Monday 13 May 2013

Cranfield University - National Soil Resources Institute

I can't believe where the last month has disappeared too. After Canada, lambing day and the spring work on the farm, things sure have been very busy.  Last week we hosted Natasha King, a 2013 Nuffield Scholar, who we met in Canada.  So as I was heading to Cranfield University with Tom Sewell to meet Professor Jane Rickson, Natasha came along as well.  After half a days crop walking with Dominic the day before, we were slowly converting this Kiwi to a life alongside dairy cows!
The day at Cranfield was fantastic, Jane looked after us really well and lined up a great line of people available to tell us about he various areas of research they were undertaking.  Karl Ritz was able to host for a while after lunch which was fascinating, to hear his thoughts on where arable cropping could be heading.  We mused about mixed cropping in the same field, seed mixtures not just of different varieties but also of different crop types.  In the past livestock farmers could have grown peas and spring barley together as a whole crop, baled and fed to livestock.  Karl was talking about harvesting these mixes and then selling it as a blend or separating it out in the grain store.   It would be very interesting to hear the industries views of segregation of different crops or selling blends.  Does it matter for instance if a group 1 milling wheat is a mixture of Crusoe, Solstice and Gallant if it all makes the specification, but requires less fungicides, with the same yield?  I guess these are things that organic farmers use to try and make sure 2/3rds of the crop survives a fungal attack.  Maybe now is the time to slacken off the homogenised world of specifics and go with a more natural diverse scenario?

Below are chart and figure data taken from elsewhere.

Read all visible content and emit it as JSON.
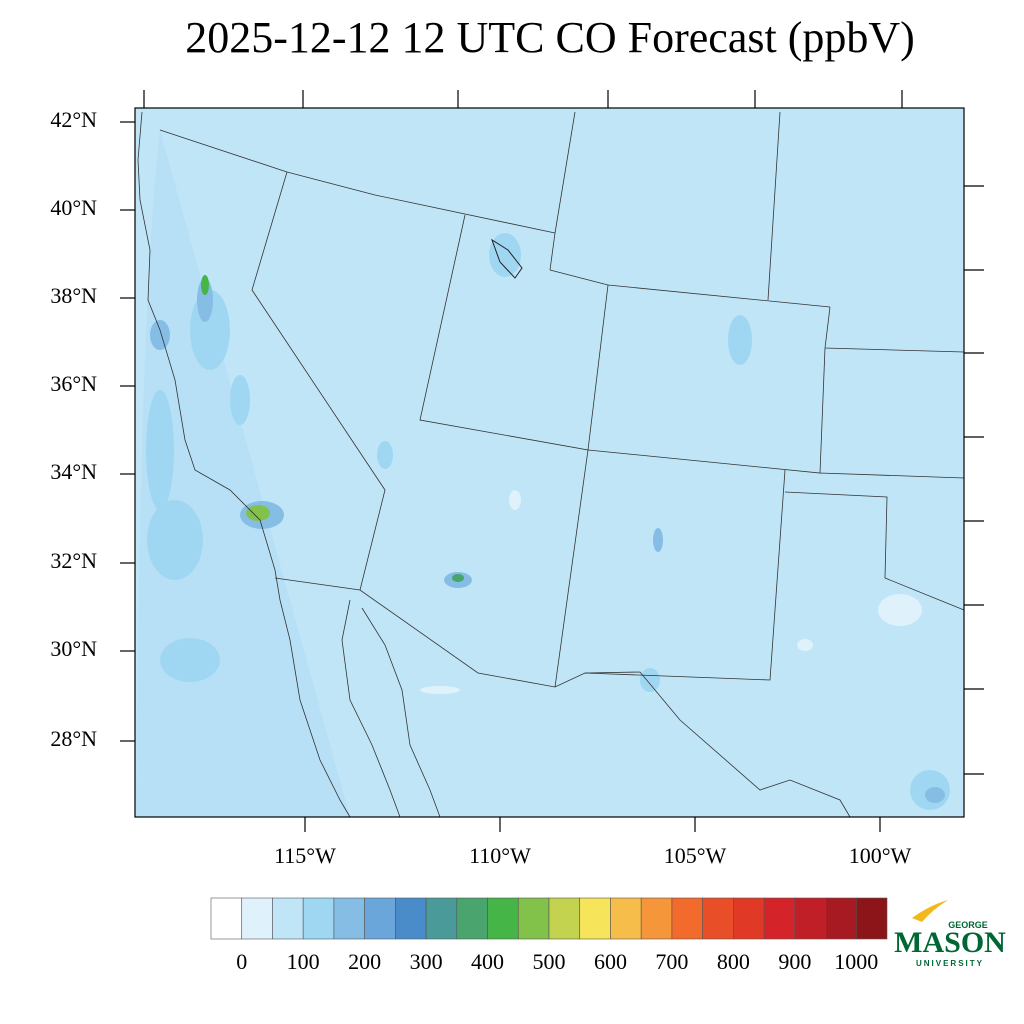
{
  "title": "2025-12-12 12 UTC CO Forecast (ppbV)",
  "map": {
    "lat_labels": [
      "42°N",
      "40°N",
      "38°N",
      "36°N",
      "34°N",
      "32°N",
      "30°N",
      "28°N"
    ],
    "lon_labels": [
      "115°W",
      "110°W",
      "105°W",
      "100°W"
    ]
  },
  "colorbar": {
    "levels": [
      0,
      50,
      100,
      150,
      200,
      250,
      300,
      350,
      400,
      450,
      500,
      550,
      600,
      650,
      700,
      750,
      800,
      850,
      900,
      950,
      1000
    ],
    "colors": [
      "#ffffff",
      "#dff1fb",
      "#bfe5f7",
      "#9fd7f2",
      "#86bde4",
      "#6aa6d9",
      "#4a8cca",
      "#4a9a9a",
      "#4aa46e",
      "#46b547",
      "#82c14a",
      "#c3d24f",
      "#f6e45a",
      "#f6bd4a",
      "#f5963a",
      "#f26a2c",
      "#e84e28",
      "#e03a26",
      "#d42329",
      "#c01f27",
      "#a81a22",
      "#8c1519"
    ],
    "ticks": [
      0,
      100,
      200,
      300,
      400,
      500,
      600,
      700,
      800,
      900,
      1000
    ]
  },
  "logo": {
    "top": "GEORGE",
    "name": "MASON",
    "bottom": "UNIVERSITY"
  }
}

Later in the day Professor Rickson took us to the soil hall which was a tremendous asset to have.  The trays above demonstrate how different soils under cultivation behave in different rainfall events with different topography.  The tray above shows the effect on soil movement of a buffer strip, slope and tramline.  When the water has reached a certain velocity then it moves down the slope taking soil particles (carrying pesticides and fertilisers) with it.  These have been stopped by the grass buffer (right) but can this area act as a reservoir for super pollution during a once in a lifetime rainfall event when the soil particles contained in the buffer strip are washed out of the strip?  A debate for the future, all about the width of your buffer!  It also highlighted Tom's Nuffield topic of direct drilling and some of my previous thoughts, leaving crop residue on the surface through min-till or direct drilling is better for water quality and reduces soil erosion, and that is a fact.
We finally ended up in another area of the building looking at the soil pits that can be used to simulate cultivations and compaction and what can be done to remove or alter these in-field problems.  The facility has the option to get any soil moisture level required, by simply simulating rainfall, which will obviously have an effect on the machinery being tested at any one time.
Again, more questions were asked than answers found, and lots of food for thought, not sure when this diet is going to start!